The company will “closely and carefully” evaluate other programs, trainings and initiatives and “update them as needed — including those that raise risk, or that aren’t as impactful as we’d hoped”, Ms Cicconi said. That said, Google will continue to run its employee-resource groups, she noted.
The changes at Google come as a growing number of top companies pull back on their DEI programs, including Meta, Walmart and McDonald’s.
Many of these changes had been under way in response to the Supreme Court’s June 2023 decision overturning affirmative action in university admissions and the dozens of lawsuits that followed. But the push has come into sharper focus since Mr Trump, in the first days of his second term, issued a pair of sweeping executive orders aimed at quashing DEI in the federal government, the private sector and academia.

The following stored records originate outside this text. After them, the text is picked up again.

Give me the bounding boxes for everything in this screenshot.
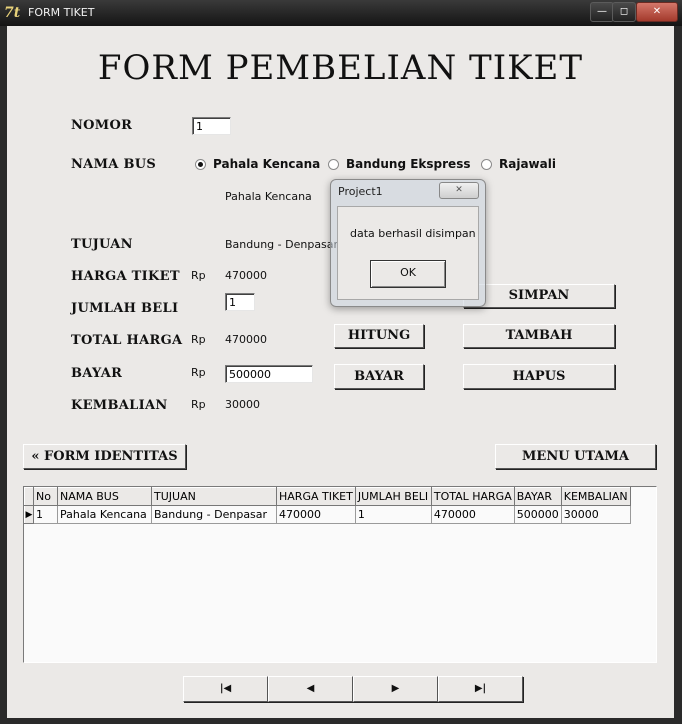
close-button[interactable]: ✕	[636, 2, 678, 22]
message-dialog: Project1 ✕ data berhasil disimpan OK	[330, 179, 486, 307]
radio-dot-selected	[195, 159, 206, 170]
currency-bayar: Rp	[191, 366, 206, 379]
grid-header-row: No NAMA BUS TUJUAN HARGA TIKET JUMLAH BE…	[24, 487, 631, 506]
tujuan-value: Bandung - Denpasar	[225, 238, 339, 251]
label-bayar: BAYAR	[71, 366, 123, 381]
bayar-input[interactable]: 500000	[225, 365, 313, 383]
label-kembalian: KEMBALIAN	[71, 398, 168, 413]
kembalian-value: 30000	[225, 398, 260, 411]
label-jumlah-beli: JUMLAH BELI	[71, 301, 179, 316]
main-window: 7t FORM TIKET — ◻ ✕ FORM PEMBELIAN TIKET…	[0, 0, 682, 724]
cell-bayar[interactable]: 500000	[514, 505, 562, 524]
page-title: FORM PEMBELIAN TIKET	[97, 48, 584, 88]
jumlah-beli-input[interactable]: 1	[225, 293, 255, 311]
data-grid[interactable]: No NAMA BUS TUJUAN HARGA TIKET JUMLAH BE…	[23, 486, 657, 663]
radio-dot	[481, 159, 492, 170]
radio-label: Rajawali	[499, 157, 556, 171]
grid-col-nama-bus[interactable]: NAMA BUS	[57, 487, 152, 506]
grid-col-jumlah-beli[interactable]: JUMLAH BELI	[354, 487, 432, 506]
cell-total-harga[interactable]: 470000	[431, 505, 515, 524]
title-bar[interactable]: 7t FORM TIKET — ◻ ✕	[0, 0, 682, 26]
hitung-button[interactable]: HITUNG	[334, 324, 424, 348]
radio-dot	[328, 159, 339, 170]
nav-last-button[interactable]: ▶|	[438, 676, 523, 702]
row-indicator-icon: ▶	[24, 505, 34, 524]
form-client-area: FORM PEMBELIAN TIKET NOMOR 1 NAMA BUS Pa…	[7, 26, 674, 718]
radio-label: Pahala Kencana	[213, 157, 321, 171]
cell-tujuan[interactable]: Bandung - Denpasar	[151, 505, 277, 524]
dialog-message: data berhasil disimpan	[350, 227, 476, 240]
tambah-button[interactable]: TAMBAH	[463, 324, 615, 348]
grid-col-harga-tiket[interactable]: HARGA TIKET	[276, 487, 356, 506]
label-tujuan: TUJUAN	[71, 237, 133, 252]
maximize-button[interactable]: ◻	[612, 2, 636, 22]
cell-kembalian[interactable]: 30000	[561, 505, 631, 524]
grid-col-bayar[interactable]: BAYAR	[513, 487, 562, 506]
currency-harga: Rp	[191, 269, 206, 282]
nav-next-button[interactable]: ▶	[353, 676, 438, 702]
dialog-title: Project1	[338, 185, 383, 198]
total-harga-value: 470000	[225, 333, 267, 346]
form-identitas-button[interactable]: « FORM IDENTITAS	[23, 444, 186, 469]
minimize-button[interactable]: —	[590, 2, 614, 22]
table-row[interactable]: ▶ 1 Pahala Kencana Bandung - Denpasar 47…	[24, 505, 631, 524]
grid-col-no[interactable]: No	[33, 487, 58, 506]
cell-no[interactable]: 1	[33, 505, 58, 524]
label-harga-tiket: HARGA TIKET	[71, 269, 180, 284]
dialog-ok-button[interactable]: OK	[370, 260, 446, 288]
app-icon: 7t	[4, 5, 21, 21]
grid-table: No NAMA BUS TUJUAN HARGA TIKET JUMLAH BE…	[24, 487, 631, 524]
nav-prior-button[interactable]: ◀	[268, 676, 353, 702]
cell-nama-bus[interactable]: Pahala Kencana	[57, 505, 152, 524]
currency-total: Rp	[191, 333, 206, 346]
grid-col-total-harga[interactable]: TOTAL HARGA	[430, 487, 515, 506]
cell-jumlah-beli[interactable]: 1	[355, 505, 432, 524]
harga-tiket-value: 470000	[225, 269, 267, 282]
nomor-input[interactable]: 1	[192, 117, 231, 135]
window-title: FORM TIKET	[28, 6, 95, 19]
hapus-button[interactable]: HAPUS	[463, 364, 615, 389]
label-nomor: NOMOR	[71, 118, 133, 133]
dialog-close-button[interactable]: ✕	[439, 182, 479, 199]
nav-first-button[interactable]: |◀	[183, 676, 268, 702]
menu-utama-button[interactable]: MENU UTAMA	[495, 444, 656, 469]
selected-bus-value: Pahala Kencana	[225, 190, 312, 203]
radio-label: Bandung Ekspress	[346, 157, 471, 171]
cell-harga-tiket[interactable]: 470000	[276, 505, 356, 524]
grid-col-kembalian[interactable]: KEMBALIAN	[560, 487, 631, 506]
grid-col-tujuan[interactable]: TUJUAN	[151, 487, 277, 506]
bayar-button[interactable]: BAYAR	[334, 364, 424, 389]
grid-indicator-header	[24, 487, 34, 506]
label-nama-bus: NAMA BUS	[71, 157, 157, 172]
label-total-harga: TOTAL HARGA	[71, 333, 183, 348]
currency-kembalian: Rp	[191, 398, 206, 411]
dialog-body: data berhasil disimpan OK	[337, 206, 479, 300]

Google and other big tech companies have for years pledged to increase the diversity of their workforces, but liberal activists have accused them of not backing up that talk with action. According to its 2024 diversity report, about 33 per cent of Google’s US employees were women, 5.7 per cent of its employees were Black, and 7.5 percent were Latino.
“We’re committed to creating a workplace where all our employees can succeed and have equal opportunities, and over the last year we’ve been reviewing our programs designed to help us get there,” Google said in a statement.
“We’ve updated our 10-k language to reflect this, and as a federal contractor, our teams are also evaluating changes required following recent court decisions and executive orders on this topic.”
A Google employee who spoke on the condition of anonymity to protect their job said that it was “disappointing to see us cave to pressure”.
The richest companies on the planet have failed to hire a workforce that looks like the rest of the world, the person said. “Yet another example of how these companies really do prove that it’s just capitalism after all.”